Key changes are as follows:
Section
Section 1097: Any three or more persons may, by subscribing their names to a memorandum and otherwise complying with the provisions of this Civil and Commercial Code, promote and form a limited company
Amendment
Two (2) persons may form a limited company
Section
Enacting Section 1162/1
Amendment
Directors are able to remotely attend meetings via video conference
Section
Section 1237: A limited company may also be dissolved by the court on the following grounds: (4) the numbers of shareholders are reduced to less than three
Amendment
Minimized shareholders from less than three (3) to only one person
Section
Section 1238: Amalgamation and merger
Amendment
1) After amalgamating, a new company may only exist and others are dissolved or 2) A merging company exists and others are dissolved
Section
Enacting Section 1239/1
Amendment
A new mechanism was established to deal with shareholders who do not agree with amalgamation/merger
Section
Section 1240: The company must publish once at least in a local newspaper and send to all creditors known to the company a notice indicating the particulars of the proposed amalgamation and requiring the creditors to present, within sixty days from the date of the notice, any objections they may have to it.
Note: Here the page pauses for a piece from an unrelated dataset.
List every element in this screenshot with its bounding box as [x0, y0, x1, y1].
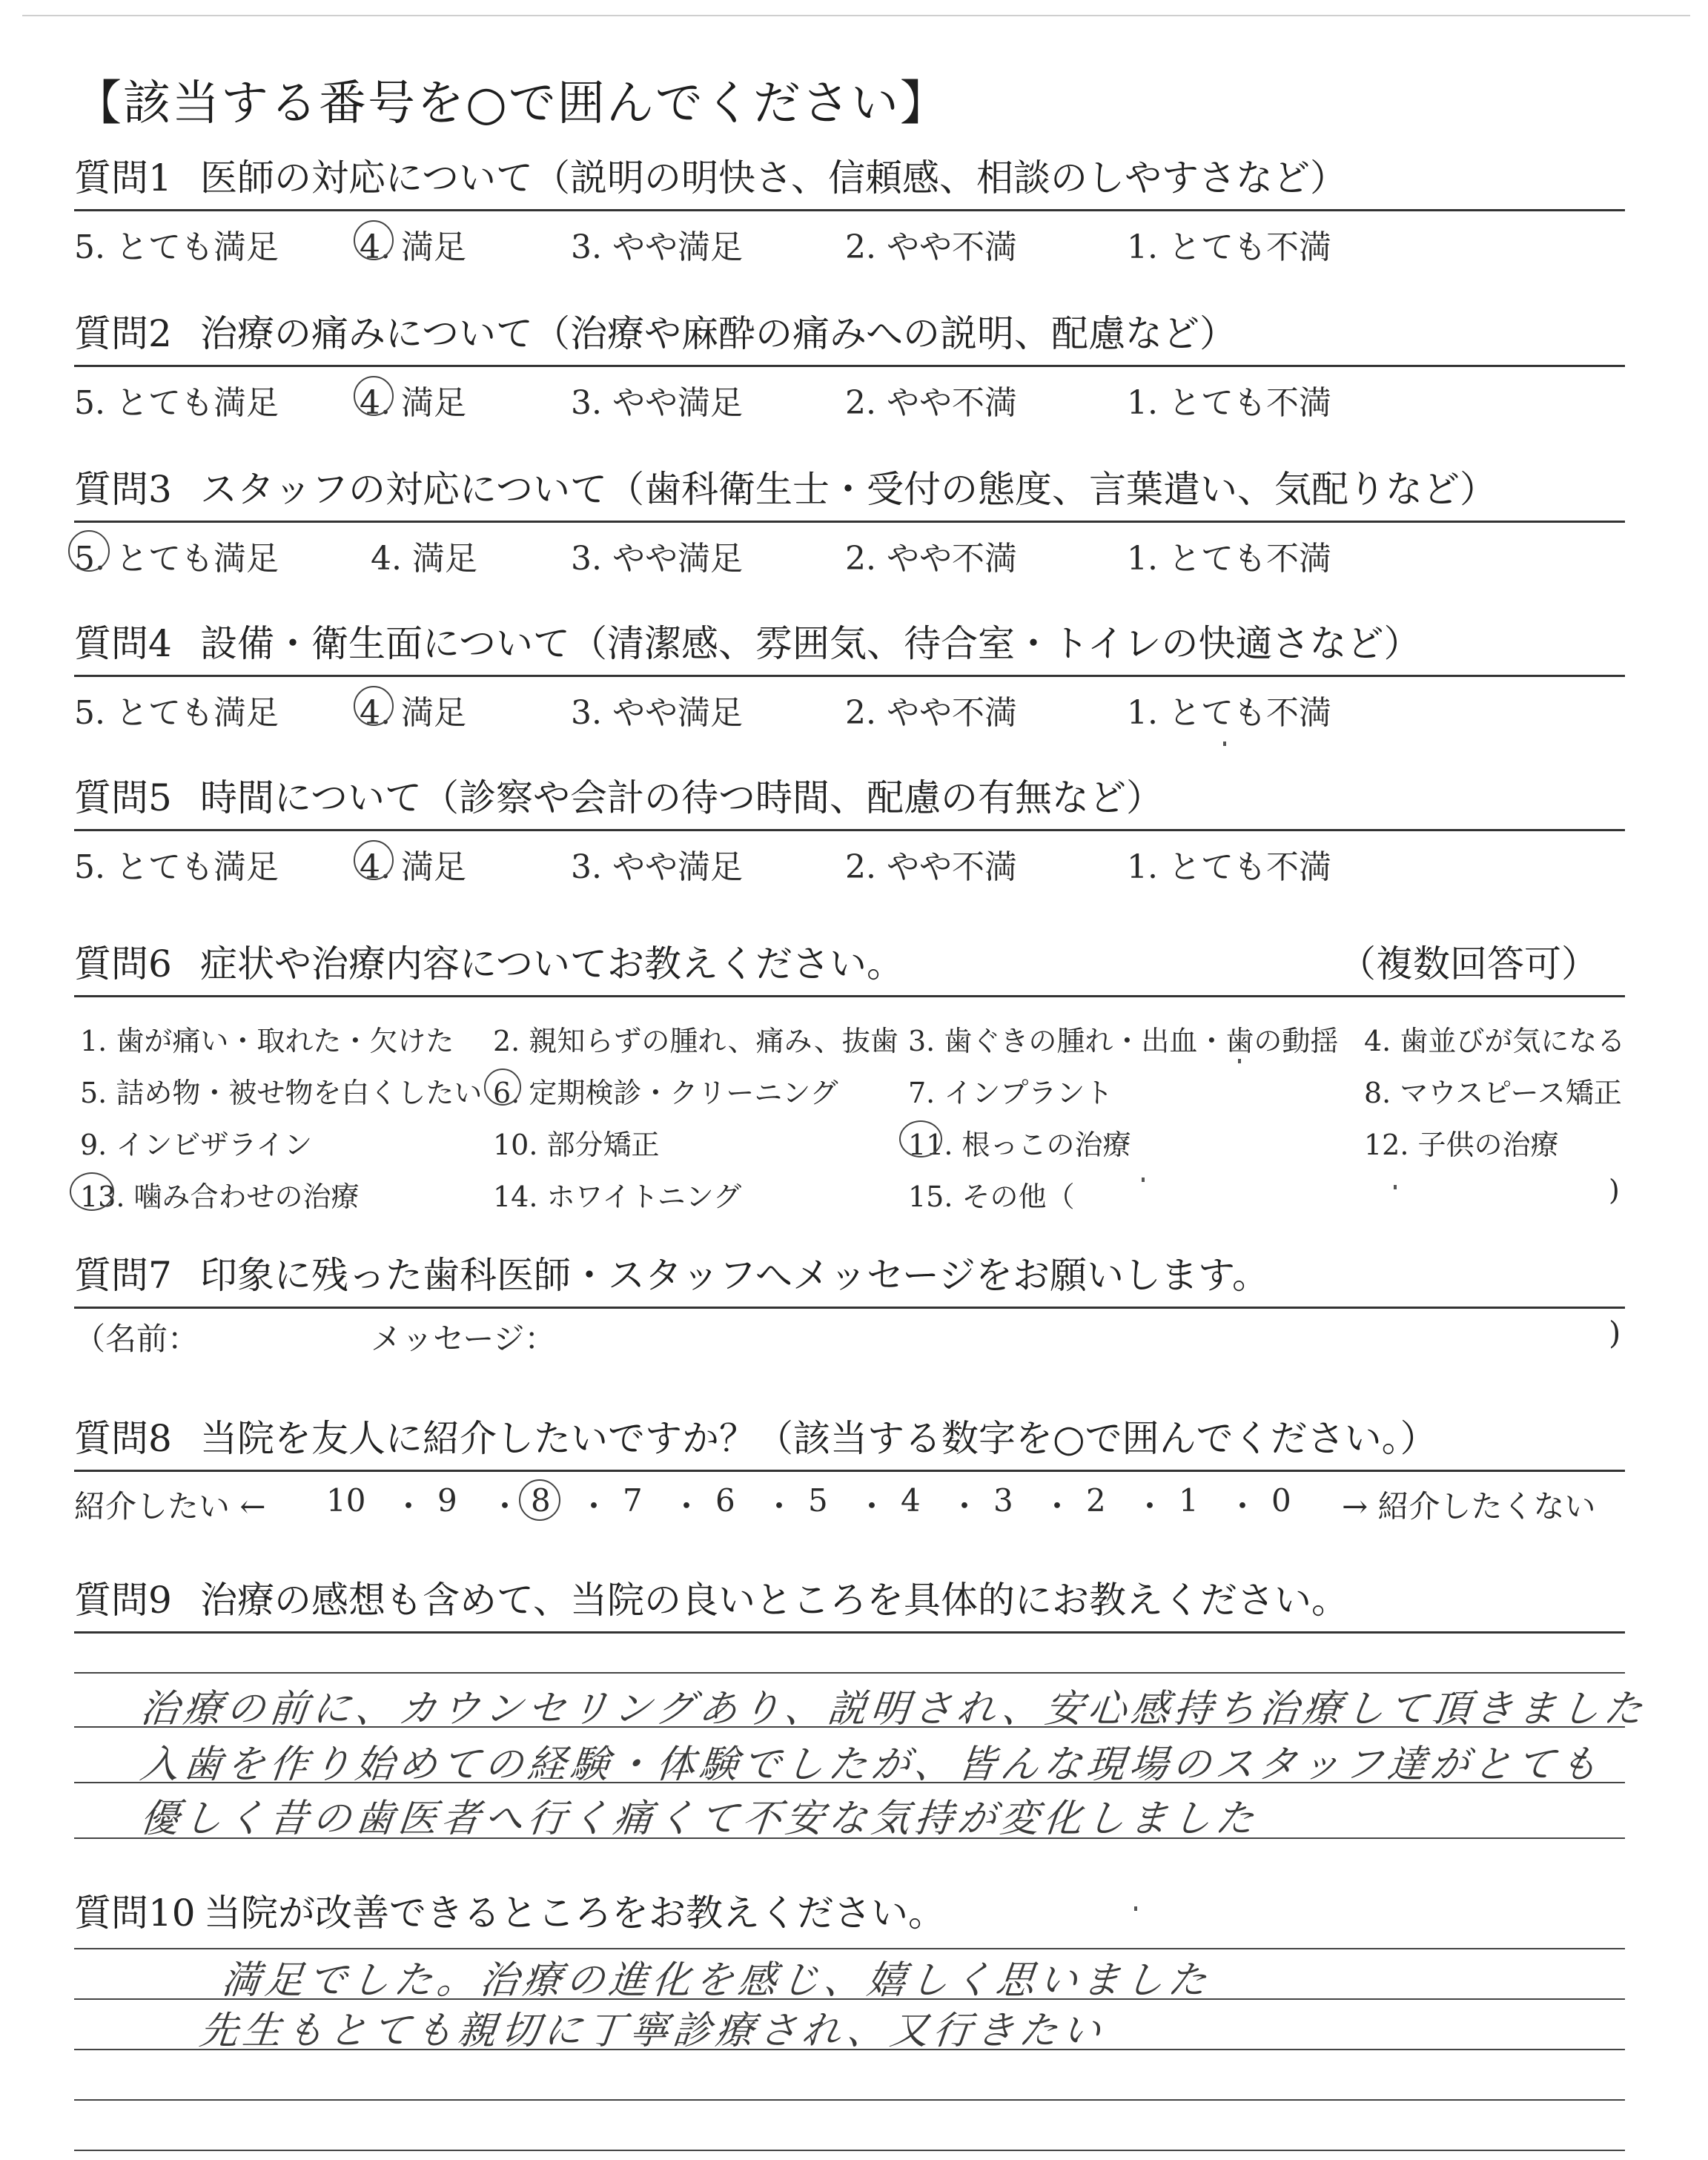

If no objection is raised during such period, none is deemed to exist. If an objection is raised by any creditor, the company may not proceed with the amalgamation unless it has satisfied the claim or given security for it.
Amendment
Protecting the company’s creditors and minimizing the time to make the process faster
Section
Enacting Section 1240/1
Amendment
Holding a shareholders’ meeting shall be completed within six (6) months from the amalgamation
Section
Section 1243: The new company is entitled to the rights and is subject to the liabilities of the amalgamated companies.
Amendment
Revised wording to be more specific in regard to rights and liabilities
Section
Section 1246/1: A registered partnership or limited partnership having at least three partners may be transformed into a limited company upon having consent of all partners and upon following actions being taken: (1) notifying, in writing, the partners’ consent to transformation of a partnership into a limited company to the Registrar within fourteen days as from the date of all partners’ consent; (2) publishing once at least in a local newspaper and sending to all creditors known to the partnership a notice, in writing, indicating particulars of the proposed transformation of the partnership into a company and requiring the creditors to present, within thirty days as from the date of the notice, any objections they may have to it. If an objection is raised by any creditor, the partnership may not proceed with transformation unless it has satisfied the claim or given security for it
Amendment
All partners, instead of having at least three partners, must agree to transform a registered partnership into a limited company.